Edited by Anthony Gorst, Lewis Johnman and W. Scott Lucas.
Pinter/Institute of Contemporary British History London, 1991, £35
Goodness only knows what “politics and the limits of policy’ in the subtitle is supposed to mean. This is just a collection of essays on recent British history and was initially of interest because of the essay by Richard Aldrich, “Unquiet in death: the post-war survival of the Special Operations Executive, 1945-51′. Aldrich shows how, despite the organisation’s formal demise, sections of SOE survived to be absorbed into SIS to play a part in the anti-Soviet operations of the early years of Cold War 1 — the small-scale British version of the conversion of the CIA from an intelligence agency into a covert operations adjunct to US foreign policy. (Aldrich is one of the handfuls of British academics who are trying to incorporate the activities of the British secret state into our post-war history and teaches a post-graduate course on the intelligence services et al at Salford University.)
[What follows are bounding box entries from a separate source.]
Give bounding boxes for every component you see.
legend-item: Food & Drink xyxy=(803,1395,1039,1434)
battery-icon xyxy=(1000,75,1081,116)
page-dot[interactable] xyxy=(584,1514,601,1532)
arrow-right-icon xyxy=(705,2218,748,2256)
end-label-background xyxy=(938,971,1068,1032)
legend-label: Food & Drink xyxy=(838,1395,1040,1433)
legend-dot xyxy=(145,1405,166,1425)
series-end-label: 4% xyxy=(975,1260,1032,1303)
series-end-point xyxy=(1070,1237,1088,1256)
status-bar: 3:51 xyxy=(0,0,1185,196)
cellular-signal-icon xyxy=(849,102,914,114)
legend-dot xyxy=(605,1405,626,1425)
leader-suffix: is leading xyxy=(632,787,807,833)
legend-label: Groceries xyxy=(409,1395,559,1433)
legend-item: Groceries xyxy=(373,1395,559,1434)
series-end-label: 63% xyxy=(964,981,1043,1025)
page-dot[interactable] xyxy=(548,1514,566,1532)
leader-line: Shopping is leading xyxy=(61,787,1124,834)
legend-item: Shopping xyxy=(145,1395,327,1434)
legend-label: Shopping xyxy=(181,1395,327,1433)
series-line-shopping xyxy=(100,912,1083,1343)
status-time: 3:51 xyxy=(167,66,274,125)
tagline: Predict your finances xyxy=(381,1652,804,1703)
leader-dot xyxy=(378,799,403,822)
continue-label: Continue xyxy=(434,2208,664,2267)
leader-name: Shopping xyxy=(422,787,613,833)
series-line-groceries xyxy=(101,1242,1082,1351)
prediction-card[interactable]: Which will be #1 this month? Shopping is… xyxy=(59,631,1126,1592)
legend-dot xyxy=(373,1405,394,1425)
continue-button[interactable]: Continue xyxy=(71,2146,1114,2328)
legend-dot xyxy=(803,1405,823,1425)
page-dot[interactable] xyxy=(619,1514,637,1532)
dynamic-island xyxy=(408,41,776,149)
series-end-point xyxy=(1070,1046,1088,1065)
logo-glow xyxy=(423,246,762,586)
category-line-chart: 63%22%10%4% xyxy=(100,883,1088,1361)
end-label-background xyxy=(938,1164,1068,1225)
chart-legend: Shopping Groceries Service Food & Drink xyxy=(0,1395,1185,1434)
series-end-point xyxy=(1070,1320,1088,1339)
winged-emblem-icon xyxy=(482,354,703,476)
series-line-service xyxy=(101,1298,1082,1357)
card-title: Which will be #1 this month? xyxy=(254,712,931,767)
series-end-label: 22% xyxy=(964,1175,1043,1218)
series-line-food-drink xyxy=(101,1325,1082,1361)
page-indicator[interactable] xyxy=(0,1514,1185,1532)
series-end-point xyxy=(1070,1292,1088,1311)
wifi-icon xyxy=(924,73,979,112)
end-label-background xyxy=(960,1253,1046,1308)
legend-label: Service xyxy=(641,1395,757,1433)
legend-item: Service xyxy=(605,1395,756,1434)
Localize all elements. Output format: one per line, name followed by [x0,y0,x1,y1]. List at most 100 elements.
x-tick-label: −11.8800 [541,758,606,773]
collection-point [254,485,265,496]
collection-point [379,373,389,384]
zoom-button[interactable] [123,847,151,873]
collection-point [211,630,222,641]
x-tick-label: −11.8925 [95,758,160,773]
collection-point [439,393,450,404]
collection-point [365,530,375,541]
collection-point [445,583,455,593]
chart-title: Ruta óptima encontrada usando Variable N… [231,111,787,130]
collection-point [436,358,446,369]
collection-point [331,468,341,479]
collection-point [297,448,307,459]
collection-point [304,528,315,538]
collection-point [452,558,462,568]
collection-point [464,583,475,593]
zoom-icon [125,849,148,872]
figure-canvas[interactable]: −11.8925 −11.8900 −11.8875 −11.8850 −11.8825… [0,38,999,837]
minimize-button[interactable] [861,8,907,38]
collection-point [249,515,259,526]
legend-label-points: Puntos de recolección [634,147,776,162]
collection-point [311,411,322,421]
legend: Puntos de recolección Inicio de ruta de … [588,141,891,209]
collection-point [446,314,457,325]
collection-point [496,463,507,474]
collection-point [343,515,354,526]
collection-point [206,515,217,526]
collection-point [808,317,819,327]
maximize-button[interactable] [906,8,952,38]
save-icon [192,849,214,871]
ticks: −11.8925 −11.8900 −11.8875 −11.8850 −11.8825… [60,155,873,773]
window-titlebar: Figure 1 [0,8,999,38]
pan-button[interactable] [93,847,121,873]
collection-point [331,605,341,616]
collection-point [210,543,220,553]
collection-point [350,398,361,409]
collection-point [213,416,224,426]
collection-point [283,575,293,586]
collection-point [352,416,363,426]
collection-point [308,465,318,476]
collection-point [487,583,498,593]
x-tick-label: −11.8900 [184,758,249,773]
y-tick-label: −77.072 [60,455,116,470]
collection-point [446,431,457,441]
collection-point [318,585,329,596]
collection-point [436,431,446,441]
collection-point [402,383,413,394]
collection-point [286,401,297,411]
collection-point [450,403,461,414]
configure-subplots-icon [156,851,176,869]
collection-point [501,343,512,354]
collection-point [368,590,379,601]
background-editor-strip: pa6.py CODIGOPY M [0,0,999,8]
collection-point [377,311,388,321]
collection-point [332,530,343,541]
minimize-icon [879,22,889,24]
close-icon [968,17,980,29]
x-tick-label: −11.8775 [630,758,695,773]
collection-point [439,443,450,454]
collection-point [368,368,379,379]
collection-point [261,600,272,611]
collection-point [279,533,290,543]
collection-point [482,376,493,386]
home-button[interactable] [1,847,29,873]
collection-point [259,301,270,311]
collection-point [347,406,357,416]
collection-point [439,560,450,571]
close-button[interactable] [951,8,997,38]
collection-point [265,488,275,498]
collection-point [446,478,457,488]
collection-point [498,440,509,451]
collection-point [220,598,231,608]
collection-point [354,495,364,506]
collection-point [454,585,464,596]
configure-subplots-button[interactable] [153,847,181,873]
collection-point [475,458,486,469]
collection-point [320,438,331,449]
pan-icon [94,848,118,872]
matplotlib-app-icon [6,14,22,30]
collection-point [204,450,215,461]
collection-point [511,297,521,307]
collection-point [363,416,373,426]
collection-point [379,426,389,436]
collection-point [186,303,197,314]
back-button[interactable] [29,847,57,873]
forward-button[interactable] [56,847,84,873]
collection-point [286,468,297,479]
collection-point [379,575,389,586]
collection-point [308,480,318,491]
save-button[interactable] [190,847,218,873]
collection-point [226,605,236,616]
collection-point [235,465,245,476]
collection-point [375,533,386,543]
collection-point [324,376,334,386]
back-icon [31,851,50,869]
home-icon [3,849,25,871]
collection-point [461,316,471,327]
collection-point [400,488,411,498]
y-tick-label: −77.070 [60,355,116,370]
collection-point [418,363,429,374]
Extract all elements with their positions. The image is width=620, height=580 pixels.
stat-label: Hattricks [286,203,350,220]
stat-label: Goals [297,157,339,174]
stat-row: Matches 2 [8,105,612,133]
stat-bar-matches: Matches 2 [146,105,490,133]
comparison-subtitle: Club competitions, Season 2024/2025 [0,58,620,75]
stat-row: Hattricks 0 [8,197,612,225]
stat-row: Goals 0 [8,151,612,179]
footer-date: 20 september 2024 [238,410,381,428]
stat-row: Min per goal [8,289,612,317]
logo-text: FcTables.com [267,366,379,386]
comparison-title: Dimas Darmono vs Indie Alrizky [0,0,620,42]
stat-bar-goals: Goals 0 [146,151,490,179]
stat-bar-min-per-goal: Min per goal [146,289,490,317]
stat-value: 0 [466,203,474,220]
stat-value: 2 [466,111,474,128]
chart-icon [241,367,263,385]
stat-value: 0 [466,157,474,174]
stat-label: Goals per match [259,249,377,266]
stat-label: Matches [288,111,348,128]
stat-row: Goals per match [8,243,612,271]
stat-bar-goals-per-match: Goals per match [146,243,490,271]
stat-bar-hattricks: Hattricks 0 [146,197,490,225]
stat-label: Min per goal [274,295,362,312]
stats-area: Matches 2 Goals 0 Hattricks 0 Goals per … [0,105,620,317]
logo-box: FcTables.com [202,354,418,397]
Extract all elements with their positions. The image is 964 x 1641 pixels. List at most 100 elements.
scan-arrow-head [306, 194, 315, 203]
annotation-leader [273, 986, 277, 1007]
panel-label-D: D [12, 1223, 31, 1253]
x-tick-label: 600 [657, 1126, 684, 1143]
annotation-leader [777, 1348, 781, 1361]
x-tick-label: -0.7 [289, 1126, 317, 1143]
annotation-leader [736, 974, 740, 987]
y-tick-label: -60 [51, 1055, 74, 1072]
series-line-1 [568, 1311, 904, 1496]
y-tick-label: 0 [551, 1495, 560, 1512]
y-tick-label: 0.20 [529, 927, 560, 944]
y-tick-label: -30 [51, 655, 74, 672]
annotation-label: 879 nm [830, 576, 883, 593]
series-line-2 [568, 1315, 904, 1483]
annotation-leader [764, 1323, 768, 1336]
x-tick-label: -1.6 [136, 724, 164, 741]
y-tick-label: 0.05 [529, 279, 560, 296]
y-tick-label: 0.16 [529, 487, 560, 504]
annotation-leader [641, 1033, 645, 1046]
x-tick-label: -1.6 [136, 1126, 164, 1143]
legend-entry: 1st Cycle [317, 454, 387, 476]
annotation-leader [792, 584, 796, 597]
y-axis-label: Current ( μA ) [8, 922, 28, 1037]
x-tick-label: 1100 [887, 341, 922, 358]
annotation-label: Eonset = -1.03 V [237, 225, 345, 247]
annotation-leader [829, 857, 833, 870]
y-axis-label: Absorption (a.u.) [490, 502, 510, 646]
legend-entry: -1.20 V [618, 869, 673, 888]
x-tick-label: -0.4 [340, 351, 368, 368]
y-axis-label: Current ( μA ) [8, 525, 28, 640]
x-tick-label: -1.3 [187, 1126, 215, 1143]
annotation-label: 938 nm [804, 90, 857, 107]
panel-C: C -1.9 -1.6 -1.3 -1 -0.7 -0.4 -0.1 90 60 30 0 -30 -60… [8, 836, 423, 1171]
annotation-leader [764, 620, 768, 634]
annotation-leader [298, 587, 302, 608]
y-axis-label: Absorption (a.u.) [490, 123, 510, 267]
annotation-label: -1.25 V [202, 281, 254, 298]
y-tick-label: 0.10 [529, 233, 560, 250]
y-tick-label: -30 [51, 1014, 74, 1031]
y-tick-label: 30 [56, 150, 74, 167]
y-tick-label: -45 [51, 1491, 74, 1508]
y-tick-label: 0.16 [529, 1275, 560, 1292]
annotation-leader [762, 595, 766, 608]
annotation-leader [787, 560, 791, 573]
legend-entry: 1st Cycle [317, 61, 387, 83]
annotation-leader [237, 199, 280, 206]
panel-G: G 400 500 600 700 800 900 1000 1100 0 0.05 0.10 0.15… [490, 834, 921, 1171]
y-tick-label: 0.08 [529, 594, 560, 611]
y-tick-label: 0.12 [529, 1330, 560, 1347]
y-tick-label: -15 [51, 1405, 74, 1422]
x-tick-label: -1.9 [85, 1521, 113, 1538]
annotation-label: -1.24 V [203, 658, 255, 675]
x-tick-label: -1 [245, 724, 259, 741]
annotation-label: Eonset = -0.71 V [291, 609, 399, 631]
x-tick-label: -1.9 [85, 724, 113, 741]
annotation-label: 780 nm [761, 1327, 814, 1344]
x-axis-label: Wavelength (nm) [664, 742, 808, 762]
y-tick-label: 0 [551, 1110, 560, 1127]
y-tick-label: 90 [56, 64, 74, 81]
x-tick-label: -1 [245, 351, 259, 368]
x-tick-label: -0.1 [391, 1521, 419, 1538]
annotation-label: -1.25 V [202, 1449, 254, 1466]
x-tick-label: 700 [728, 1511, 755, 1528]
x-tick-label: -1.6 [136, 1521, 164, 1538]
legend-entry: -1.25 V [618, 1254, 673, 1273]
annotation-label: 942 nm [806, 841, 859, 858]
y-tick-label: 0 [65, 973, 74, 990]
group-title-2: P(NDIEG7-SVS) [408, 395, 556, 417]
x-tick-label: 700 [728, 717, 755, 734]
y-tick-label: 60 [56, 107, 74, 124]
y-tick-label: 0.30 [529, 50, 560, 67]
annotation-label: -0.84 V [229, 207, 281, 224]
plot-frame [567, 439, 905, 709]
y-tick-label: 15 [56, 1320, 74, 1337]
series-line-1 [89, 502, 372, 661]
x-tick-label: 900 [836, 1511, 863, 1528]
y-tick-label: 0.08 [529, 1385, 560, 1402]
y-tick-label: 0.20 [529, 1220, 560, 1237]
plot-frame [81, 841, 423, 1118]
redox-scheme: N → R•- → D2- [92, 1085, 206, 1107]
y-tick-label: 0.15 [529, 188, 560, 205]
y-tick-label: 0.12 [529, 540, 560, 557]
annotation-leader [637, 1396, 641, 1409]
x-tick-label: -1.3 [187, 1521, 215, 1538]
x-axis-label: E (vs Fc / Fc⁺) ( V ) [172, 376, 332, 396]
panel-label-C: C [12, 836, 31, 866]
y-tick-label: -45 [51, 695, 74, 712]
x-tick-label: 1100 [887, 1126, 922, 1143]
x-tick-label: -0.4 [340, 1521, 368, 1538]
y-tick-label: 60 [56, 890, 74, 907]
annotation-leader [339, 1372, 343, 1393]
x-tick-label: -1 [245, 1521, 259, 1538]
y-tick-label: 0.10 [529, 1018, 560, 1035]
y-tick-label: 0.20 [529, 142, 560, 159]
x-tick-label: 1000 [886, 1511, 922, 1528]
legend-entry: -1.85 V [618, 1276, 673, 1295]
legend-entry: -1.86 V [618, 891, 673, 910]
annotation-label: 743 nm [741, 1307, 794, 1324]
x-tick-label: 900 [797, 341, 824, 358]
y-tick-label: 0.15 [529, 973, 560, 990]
Just how important the secret intelligence dimension to post-war history can be is illustrated by Frank Ferudi’s essay on the war against the Mau Mau in Kenya. Ferudi calls his essay “Kenya: Decolonization through counterinsurgency’, but comes nowhere near making that apparent paradox intelligible. Ferudi dodges both the main issues. First, while this may have been called an “emergency’ by the British state, on the ground it was a bloody war, which the British did not win despite killing huge numbers of Kenyans. Figures vary but maybe more than 30,000 died. (Ferudi is unable to completely conceal this from his reader and notes that in 1956 “the kill rate remained high’.) Secondly, he has nothing at all to say about the British secret state’s attempts to contain and deflect Kenyan nationalism. In other words: he ignores the question of which of the post-colonial leaders had been bought. (This question appears to be the main reason for the extreme sensitivity of the war in current Kenyan politics.) It is possible that Ferudi actually knows all this. In his last paragraph he writes “Radical nationalism could only be contained if Britain showed that it was prepared to hand over power to a new group of African collaborators.’ (My emphases.) Is that not simply a euphemism for “we put in a bunch of our stooges?’
In a trio of essays on British economic history there are faint but distinct signs of a revival of some of the old agenda for what might best be called the Politics of British Economic Policy. It does seem to be dawning — again — that it is not possible to talk simply of “the British economy’ without acknowledging the structural conflict between the makers of things and the movers of money. But, oh dear, this is so slow. Richard Roberts’ “The City of London as a financial centre in the era of the depression, the Second World War and post-war official controls’ huffs and puffs merely to show that while the City was sat on between 1939 and 1951, as soon as the Conservative Party got into office, it got its hands back on economic policy. Notice how Roberts puts this: “Two decades of cheap money came to an end in November 1951 when the New Conservative Chancellor revived the use of interest rates as an instrument of economic policy.’ “An instrument of economic policy’, my foot. All that happened was that the Tory Chancellor put the interest rates up for the money-lenders who ran the party. In writing his essay Roberts cites not one of the writers who have been working in this field since the early 1970s. Do we really have to reinvent the wheel?
A feeble creature though it is, Roberts’ essay makes an appropriate scene-setter for Scott Newton’s sharp little piece on current views of Keynes. (Keynesians appear have the same relationship to Keynes’ writing that Marxists do to Marx’s. Somewhere, surely, Keynes said, “Je ne suis pas Keynesian’.) Noting the central role in the imposition of economic orthodoxy played by the Treasury, Newton bells the cat, suggesting that “the economic historian should study the Treasury as a political sociologist, finding out about the recruitment of staff, social and educational backgrounds, the connections with the Bank of England and the City.’ And then s/he could begin to consider why this has not been done before.